Thoughts on the death of Terry Pratchett

For those of you who visit this blog regularly it won’t come as a surprise that I feel a deep sense of loss at the passing of the great man that was Sir Terry Pratchett. I didn’t know him personally of course, but there are many out there feeling sorrow who likewise never were lucky enough to meet him, and were instead simply touched by his words, his stories, and his characters. I have been absent from this blog for a little while, and his passing has brought me back. I need to talk about Terry Pratchett.

Credit: The Telegraph

He was, and remains, my favourite author. I looked forward to every new Discworld book that was released, excited for the clever satire, the gentle puns, the sarcastic asides. Mr Pratchett created some of my favourite fictional characters, and it hurts that I will never read another one of his original tales.

Like many people, my favourite strain of Pratchett’s world were the stories that followed the Nightwatch of Ankh Morpork, especially when there were scenes that featured Commander Vines and Patrician Vetinari (extra points for when Carrot and his seeming inability to lie were involved). Terry Pratchett created worlds seemingly effortlessly, with political structures and ways of life portrayed in such a casual way. His casual dismissal of democracy, viewed in Ankh-Morpork as no way to run a civilised society, was in fact one of my favourite things about his fictional world.

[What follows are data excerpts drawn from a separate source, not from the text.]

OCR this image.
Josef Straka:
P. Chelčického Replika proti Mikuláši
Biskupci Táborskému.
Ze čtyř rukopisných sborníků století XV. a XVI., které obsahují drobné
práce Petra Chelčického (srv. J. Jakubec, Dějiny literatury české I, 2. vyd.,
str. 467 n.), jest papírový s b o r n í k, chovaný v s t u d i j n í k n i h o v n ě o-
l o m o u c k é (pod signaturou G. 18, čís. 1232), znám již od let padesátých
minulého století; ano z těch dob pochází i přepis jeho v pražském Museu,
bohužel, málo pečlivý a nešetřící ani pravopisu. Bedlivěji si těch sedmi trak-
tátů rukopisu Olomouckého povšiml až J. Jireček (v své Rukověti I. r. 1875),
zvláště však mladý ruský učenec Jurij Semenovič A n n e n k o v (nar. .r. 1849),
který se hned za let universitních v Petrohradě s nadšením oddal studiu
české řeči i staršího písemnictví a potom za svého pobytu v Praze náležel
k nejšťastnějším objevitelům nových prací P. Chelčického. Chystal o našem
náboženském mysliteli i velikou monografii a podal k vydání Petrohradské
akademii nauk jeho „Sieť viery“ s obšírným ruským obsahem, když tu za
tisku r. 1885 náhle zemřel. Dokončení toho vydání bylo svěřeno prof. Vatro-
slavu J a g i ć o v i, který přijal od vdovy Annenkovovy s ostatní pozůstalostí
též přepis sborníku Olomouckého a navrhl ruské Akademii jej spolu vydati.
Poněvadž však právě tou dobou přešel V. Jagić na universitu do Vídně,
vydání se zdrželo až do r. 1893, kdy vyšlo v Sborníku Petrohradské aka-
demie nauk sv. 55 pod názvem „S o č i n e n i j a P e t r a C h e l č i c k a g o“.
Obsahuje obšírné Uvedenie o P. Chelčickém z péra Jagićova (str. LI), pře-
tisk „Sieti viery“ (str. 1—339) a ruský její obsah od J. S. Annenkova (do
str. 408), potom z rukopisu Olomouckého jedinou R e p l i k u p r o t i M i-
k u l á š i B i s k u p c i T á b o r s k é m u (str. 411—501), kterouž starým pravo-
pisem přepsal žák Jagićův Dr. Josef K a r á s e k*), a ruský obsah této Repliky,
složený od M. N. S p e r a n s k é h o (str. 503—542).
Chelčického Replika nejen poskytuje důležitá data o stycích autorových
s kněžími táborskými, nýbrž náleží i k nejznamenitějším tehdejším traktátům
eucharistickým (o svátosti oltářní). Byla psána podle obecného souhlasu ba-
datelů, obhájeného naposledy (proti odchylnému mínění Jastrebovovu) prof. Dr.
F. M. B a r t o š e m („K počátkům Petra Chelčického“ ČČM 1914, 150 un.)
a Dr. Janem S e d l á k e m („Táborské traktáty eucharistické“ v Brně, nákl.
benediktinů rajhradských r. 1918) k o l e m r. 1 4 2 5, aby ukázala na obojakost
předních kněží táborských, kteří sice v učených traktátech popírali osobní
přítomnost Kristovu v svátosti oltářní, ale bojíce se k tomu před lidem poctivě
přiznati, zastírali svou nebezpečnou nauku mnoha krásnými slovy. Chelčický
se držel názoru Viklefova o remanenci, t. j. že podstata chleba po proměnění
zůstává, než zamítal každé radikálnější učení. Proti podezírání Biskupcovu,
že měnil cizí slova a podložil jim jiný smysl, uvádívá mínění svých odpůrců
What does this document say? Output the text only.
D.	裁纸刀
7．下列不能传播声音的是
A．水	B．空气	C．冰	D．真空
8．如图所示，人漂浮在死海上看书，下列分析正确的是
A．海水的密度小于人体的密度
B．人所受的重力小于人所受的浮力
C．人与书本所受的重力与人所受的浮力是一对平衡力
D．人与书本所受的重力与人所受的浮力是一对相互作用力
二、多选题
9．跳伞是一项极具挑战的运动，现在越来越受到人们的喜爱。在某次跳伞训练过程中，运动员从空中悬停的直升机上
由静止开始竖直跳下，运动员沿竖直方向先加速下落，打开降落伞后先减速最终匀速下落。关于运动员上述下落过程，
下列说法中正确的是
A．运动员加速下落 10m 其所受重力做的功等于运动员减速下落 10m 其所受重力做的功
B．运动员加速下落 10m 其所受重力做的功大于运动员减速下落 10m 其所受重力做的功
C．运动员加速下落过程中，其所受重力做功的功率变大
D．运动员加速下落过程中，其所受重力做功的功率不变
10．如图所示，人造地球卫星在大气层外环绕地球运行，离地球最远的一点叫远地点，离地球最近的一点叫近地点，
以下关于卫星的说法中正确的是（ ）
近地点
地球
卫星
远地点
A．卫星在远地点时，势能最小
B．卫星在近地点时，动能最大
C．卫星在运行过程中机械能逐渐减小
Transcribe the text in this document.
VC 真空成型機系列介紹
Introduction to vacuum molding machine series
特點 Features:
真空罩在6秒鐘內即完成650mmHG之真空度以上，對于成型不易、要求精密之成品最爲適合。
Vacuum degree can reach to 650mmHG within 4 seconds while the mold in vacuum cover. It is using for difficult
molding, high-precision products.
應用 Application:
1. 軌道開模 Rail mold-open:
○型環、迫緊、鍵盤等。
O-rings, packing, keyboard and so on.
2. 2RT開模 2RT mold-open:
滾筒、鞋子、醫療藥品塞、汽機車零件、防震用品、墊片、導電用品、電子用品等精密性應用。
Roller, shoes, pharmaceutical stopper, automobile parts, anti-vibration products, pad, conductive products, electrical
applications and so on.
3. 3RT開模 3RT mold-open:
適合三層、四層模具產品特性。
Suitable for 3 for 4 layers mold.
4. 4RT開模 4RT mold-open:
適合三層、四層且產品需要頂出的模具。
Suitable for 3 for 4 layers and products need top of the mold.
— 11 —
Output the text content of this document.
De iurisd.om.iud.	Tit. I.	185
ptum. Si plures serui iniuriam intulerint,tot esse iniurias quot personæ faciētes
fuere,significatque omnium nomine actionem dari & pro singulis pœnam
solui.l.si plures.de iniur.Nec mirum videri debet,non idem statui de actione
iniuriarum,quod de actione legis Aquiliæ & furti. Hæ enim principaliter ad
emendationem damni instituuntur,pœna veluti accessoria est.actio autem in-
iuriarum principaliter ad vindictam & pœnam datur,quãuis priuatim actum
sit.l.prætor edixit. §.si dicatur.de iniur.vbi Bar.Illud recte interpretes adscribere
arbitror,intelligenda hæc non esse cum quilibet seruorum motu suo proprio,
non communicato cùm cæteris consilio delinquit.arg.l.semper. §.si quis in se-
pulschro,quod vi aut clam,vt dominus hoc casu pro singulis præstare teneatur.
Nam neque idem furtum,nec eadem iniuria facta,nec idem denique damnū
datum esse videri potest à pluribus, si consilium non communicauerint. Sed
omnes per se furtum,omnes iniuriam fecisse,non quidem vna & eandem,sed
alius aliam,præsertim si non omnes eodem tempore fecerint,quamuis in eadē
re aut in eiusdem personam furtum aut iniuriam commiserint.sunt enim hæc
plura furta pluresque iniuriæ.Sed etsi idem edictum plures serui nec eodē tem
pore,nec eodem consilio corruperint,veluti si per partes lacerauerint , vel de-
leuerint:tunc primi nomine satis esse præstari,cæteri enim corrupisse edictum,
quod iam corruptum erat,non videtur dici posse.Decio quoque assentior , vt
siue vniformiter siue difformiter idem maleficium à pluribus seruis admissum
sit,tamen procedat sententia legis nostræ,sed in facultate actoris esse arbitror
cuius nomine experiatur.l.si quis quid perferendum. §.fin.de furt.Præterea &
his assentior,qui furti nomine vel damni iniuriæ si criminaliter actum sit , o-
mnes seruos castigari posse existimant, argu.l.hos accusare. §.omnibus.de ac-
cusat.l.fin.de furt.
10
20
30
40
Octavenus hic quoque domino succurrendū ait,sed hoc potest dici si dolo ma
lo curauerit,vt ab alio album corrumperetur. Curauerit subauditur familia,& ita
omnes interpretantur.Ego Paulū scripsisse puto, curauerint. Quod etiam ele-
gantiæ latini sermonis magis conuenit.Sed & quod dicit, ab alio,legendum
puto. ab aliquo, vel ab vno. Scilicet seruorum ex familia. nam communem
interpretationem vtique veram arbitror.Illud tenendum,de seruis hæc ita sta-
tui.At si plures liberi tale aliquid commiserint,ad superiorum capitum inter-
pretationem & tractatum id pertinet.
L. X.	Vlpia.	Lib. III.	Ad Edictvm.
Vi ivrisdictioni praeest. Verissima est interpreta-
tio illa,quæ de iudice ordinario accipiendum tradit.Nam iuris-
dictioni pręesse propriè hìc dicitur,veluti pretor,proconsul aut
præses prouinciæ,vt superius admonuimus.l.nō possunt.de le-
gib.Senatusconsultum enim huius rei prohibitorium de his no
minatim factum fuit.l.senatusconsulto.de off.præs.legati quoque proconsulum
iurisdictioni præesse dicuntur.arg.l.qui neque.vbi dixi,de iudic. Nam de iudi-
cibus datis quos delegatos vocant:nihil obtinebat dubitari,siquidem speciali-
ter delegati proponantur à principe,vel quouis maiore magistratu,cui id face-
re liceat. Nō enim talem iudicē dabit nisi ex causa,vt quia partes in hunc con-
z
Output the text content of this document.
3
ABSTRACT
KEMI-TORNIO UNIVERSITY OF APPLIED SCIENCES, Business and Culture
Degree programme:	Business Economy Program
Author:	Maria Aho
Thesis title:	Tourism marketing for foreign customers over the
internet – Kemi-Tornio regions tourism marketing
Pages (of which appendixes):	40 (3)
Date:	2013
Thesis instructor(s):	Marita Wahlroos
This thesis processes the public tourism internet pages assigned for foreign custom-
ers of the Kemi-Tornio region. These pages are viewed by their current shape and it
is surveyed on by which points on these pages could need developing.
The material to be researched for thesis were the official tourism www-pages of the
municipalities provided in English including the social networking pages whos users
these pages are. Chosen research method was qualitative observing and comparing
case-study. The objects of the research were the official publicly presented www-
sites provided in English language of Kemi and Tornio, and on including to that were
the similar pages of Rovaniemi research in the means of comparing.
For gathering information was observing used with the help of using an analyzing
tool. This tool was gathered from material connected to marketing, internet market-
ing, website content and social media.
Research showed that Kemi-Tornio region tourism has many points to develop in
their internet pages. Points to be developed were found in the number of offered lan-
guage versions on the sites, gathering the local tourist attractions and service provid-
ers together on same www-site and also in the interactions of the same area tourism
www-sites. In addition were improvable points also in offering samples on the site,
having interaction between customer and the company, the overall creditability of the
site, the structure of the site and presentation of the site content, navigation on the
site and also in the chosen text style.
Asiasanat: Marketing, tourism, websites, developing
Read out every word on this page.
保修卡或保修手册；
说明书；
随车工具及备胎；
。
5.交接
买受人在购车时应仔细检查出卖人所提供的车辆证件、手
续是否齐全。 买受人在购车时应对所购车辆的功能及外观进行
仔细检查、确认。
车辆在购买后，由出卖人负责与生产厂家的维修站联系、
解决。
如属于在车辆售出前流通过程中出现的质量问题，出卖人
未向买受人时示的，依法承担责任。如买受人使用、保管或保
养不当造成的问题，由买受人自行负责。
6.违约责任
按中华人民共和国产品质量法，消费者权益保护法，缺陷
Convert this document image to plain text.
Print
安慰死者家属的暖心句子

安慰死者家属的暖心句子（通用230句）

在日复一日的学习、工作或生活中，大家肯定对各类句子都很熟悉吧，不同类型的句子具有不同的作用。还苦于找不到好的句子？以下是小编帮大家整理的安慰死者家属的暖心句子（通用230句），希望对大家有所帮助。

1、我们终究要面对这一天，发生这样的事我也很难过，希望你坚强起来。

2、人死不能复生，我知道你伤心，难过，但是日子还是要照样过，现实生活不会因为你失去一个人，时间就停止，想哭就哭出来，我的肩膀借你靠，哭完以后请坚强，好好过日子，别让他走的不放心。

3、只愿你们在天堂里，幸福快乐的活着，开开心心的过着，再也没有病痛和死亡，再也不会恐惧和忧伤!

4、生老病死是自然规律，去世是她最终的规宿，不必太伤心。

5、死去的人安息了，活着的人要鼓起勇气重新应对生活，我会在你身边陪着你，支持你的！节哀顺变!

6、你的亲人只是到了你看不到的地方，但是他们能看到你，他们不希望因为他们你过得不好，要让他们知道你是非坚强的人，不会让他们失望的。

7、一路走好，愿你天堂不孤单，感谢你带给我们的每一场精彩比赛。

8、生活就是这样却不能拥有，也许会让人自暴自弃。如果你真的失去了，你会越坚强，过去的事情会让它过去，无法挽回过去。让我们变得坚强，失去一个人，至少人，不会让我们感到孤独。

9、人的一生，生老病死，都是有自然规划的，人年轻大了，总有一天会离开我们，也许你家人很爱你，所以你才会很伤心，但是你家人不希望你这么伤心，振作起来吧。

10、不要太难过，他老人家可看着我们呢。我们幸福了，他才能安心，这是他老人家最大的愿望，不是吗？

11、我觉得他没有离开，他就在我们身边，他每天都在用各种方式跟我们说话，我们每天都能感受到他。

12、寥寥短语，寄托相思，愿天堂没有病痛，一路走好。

Completely removed from Discworld, Good Omens, which Terry Pratchett wrote with Neil Gaiman, is in fact my favourite book (tied with the much darker Catch-22), again because of the excellent characters and easy wit. Crowley and Aziraphale are maybe two of my favourite literary creations of all time.

And of course no one can mention Terry Pratchett and not mention how he seemingly re-created Death (or should that be DEATH?) – he managed to make the spectre of doom awkward, likeable and even relatable, as when Death tries to work on his customer service skills or takes time off from his job of collecting the deceased.

His passing is greatly saddening for me. I will miss his work, his campaigning and what he brought to the genre of fantasy. Let the legacy of this great author live on.


Thoughts? Feelings? Let me know.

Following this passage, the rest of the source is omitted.